The recommended age of first vaccination varies from 6 to 15 months and represents a balance between the optimal age for seroconversion and the probability of acquiring measles before that age. The proportions of children who develop protective levels of antibody after measles vaccination approximate 85% at 9 months of age and 95% at 12 months. Common childhood illnesses concomitant with vaccination may reduce the level of immune response, but such illness is not a valid reason to withhold vaccination. Measles vaccines have been well tolerated and immunogenic in HIV-1-infected children and adults, although antibody levels may wane. Because of the potential severity of wild-type measles virus infection in HIV-1-infected children, routine measles vaccination is recommended except for those who are severely immunocompromised. Measles vaccination is contraindicated in individuals with other severe deficiencies of cellular immunity because of the possibility of disease due to progressive pulmonary or CNS infection with the vaccine virus.

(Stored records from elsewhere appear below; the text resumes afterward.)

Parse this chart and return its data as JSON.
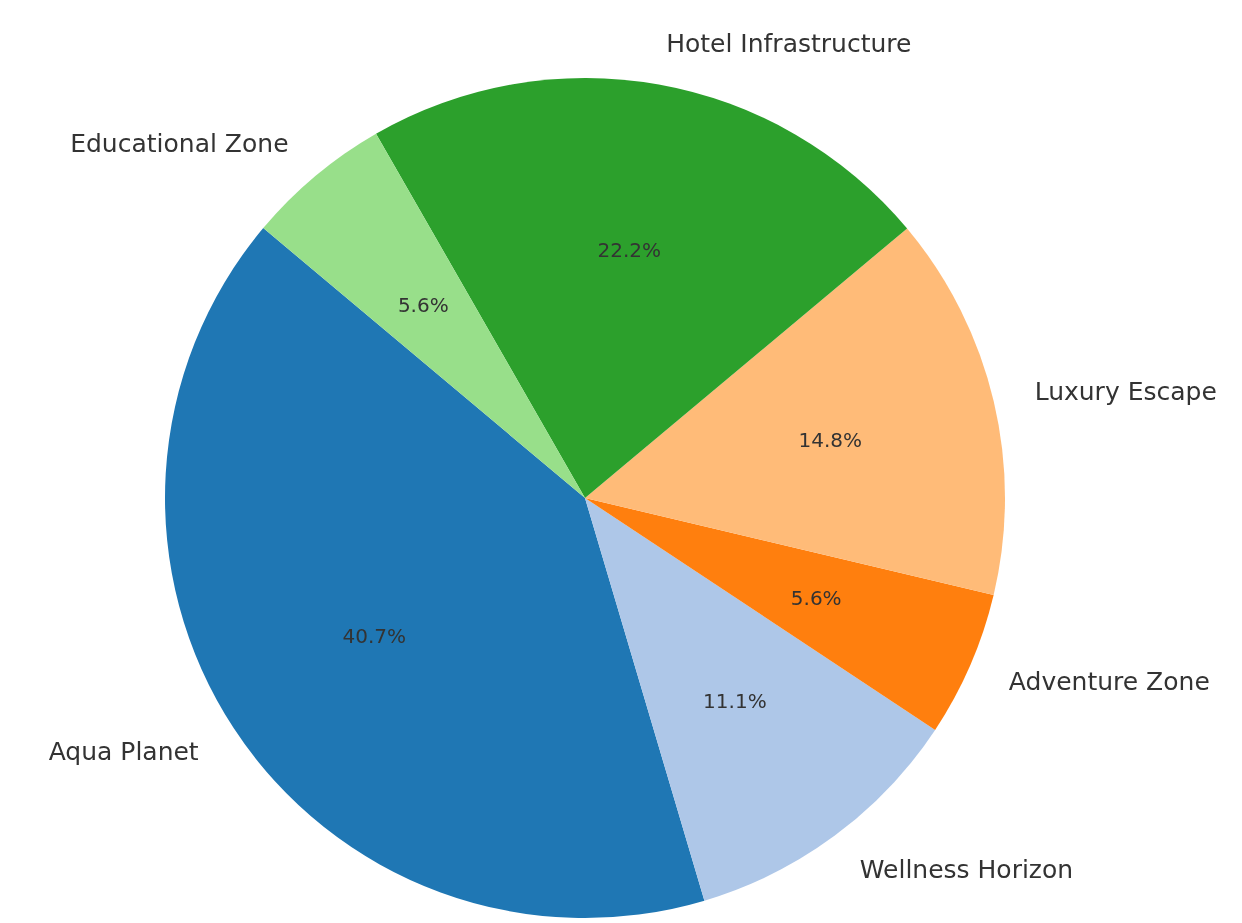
{
  "chart_data": {
    "type": "pie",
    "categories": [
      "Aqua Planet",
      "Wellness Horizon",
      "Adventure Zone",
      "Luxury Escape",
      "Hotel Infrastructure",
      "Educational Zone"
    ],
    "values": [
      40.7,
      11.1,
      5.6,
      14.8,
      22.2,
      5.6
    ],
    "colors": [
      "#1f77b4",
      "#aec7e8",
      "#ff7f0e",
      "#ffbb78",
      "#2ca02c",
      "#98df8a"
    ],
    "value_labels": [
      "40.7%",
      "11.1%",
      "5.6%",
      "14.8%",
      "22.2%",
      "5.6%"
    ],
    "legend": false
  }
}
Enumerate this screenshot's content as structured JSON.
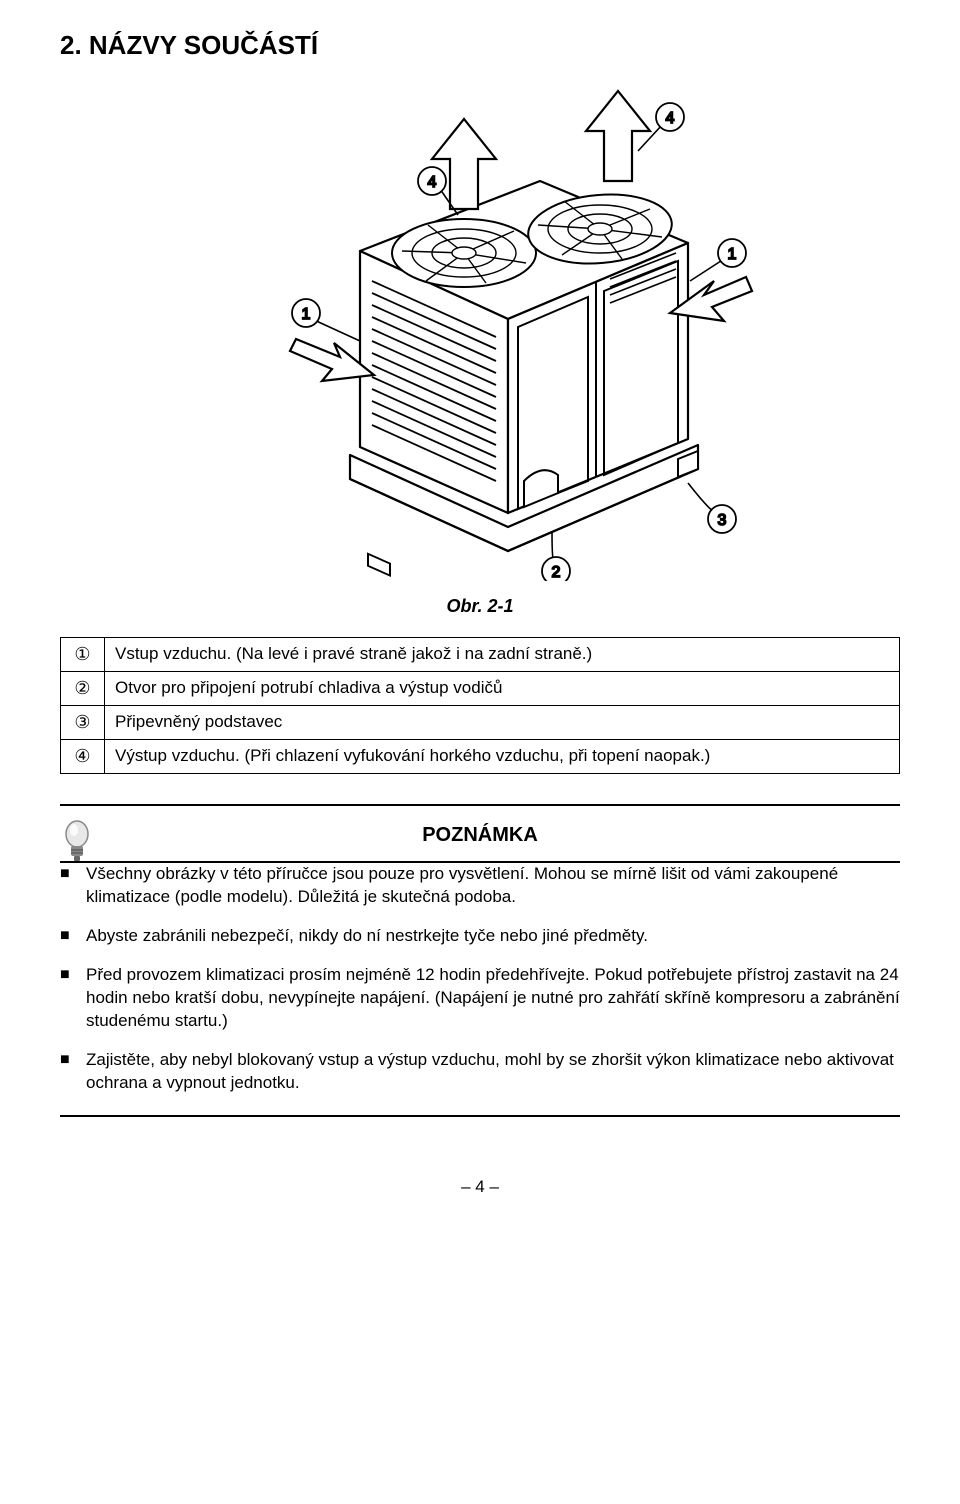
{
  "section_title": "2. NÁZVY SOUČÁSTÍ",
  "figure_caption": "Obr. 2-1",
  "parts_table": {
    "rows": [
      {
        "num": "①",
        "desc": "Vstup vzduchu. (Na levé i pravé straně jakož i na zadní straně.)"
      },
      {
        "num": "②",
        "desc": "Otvor pro připojení potrubí chladiva a výstup vodičů"
      },
      {
        "num": "③",
        "desc": "Připevněný podstavec"
      },
      {
        "num": "④",
        "desc": "Výstup vzduchu. (Při chlazení vyfukování horkého vzduchu, při topení naopak.)"
      }
    ]
  },
  "note_title": "POZNÁMKA",
  "notes": [
    "Všechny obrázky v této příručce jsou pouze pro vysvětlení. Mohou se mírně lišit od vámi zakoupené klimatizace (podle modelu). Důležitá je skutečná podoba.",
    "Abyste zabránili nebezpečí, nikdy do ní nestrkejte tyče nebo jiné předměty.",
    "Před provozem klimatizaci prosím nejméně 12 hodin předehřívejte. Pokud potřebujete přístroj zastavit na 24 hodin nebo kratší dobu, nevypínejte napájení. (Napájení je nutné pro zahřátí skříně kompresoru a zabránění studenému startu.)",
    "Zajistěte, aby nebyl blokovaný vstup a výstup vzduchu, mohl by se zhoršit výkon klimatizace nebo aktivovat ochrana a vypnout jednotku."
  ],
  "callouts": {
    "c1": "1",
    "c2": "2",
    "c3": "3",
    "c4a": "4",
    "c4b": "4"
  },
  "page_number": "– 4 –",
  "colors": {
    "stroke": "#000000",
    "callout_fill": "#ffffff",
    "bulb_base": "#888888",
    "bulb_glass": "#e8e8e8"
  }
}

The duration of vaccine-induced immunity is at least several decades if not longer. Rates of secondary vaccine failure 10–15 years after immunization have been estimated at ~5% but are probably lower when vaccination takes place after 12 months of age. Decreasing antibody concentrations do not necessarily imply a complete loss of protective immunity: a secondary immune response usually develops after reexposure to measles virus, with a rapid rise in antibody titers in the absence of overt clinical disease.
Standard doses of currently licensed measles vaccines are safe for immunocompetent children and adults. Fever to 39.4°C (103°F) occurs in ~5% of seronegative vaccine recipients, and 2% of vaccine recipients develop a transient rash. Mild transient thrombocytopenia has been reported, with an incidence of ~1 case per 40,000 doses of MMR vaccine.
Since the publication of a report in 1998 hypothesizing that MMR vaccine may cause a syndrome of autism and intestinal inflammation, much public attention has focused on this purported association. The events that followed publication of this report led to diminished vaccine coverage in the United Kingdom and provide important lessons in the misinterpretation of epidemiologic evidence and the communication of scientific results to the public. The publication that incited the concern was a case series describing 12 children with a regressive developmental disorder and chronic enterocolitis; 9 of these children had autism. In 8 of the 12 cases, the parents associated onset of the developmental delay with MMR vaccination. This simple temporal association was misinterpreted and misrepresented as a possible causal relationship, first by the lead author of the study and then by elements of the media and the public. Subsequently, several comprehensive reviews and additional epidemiologic studies refuted evidence of a causal relationship between MMR vaccination and autism.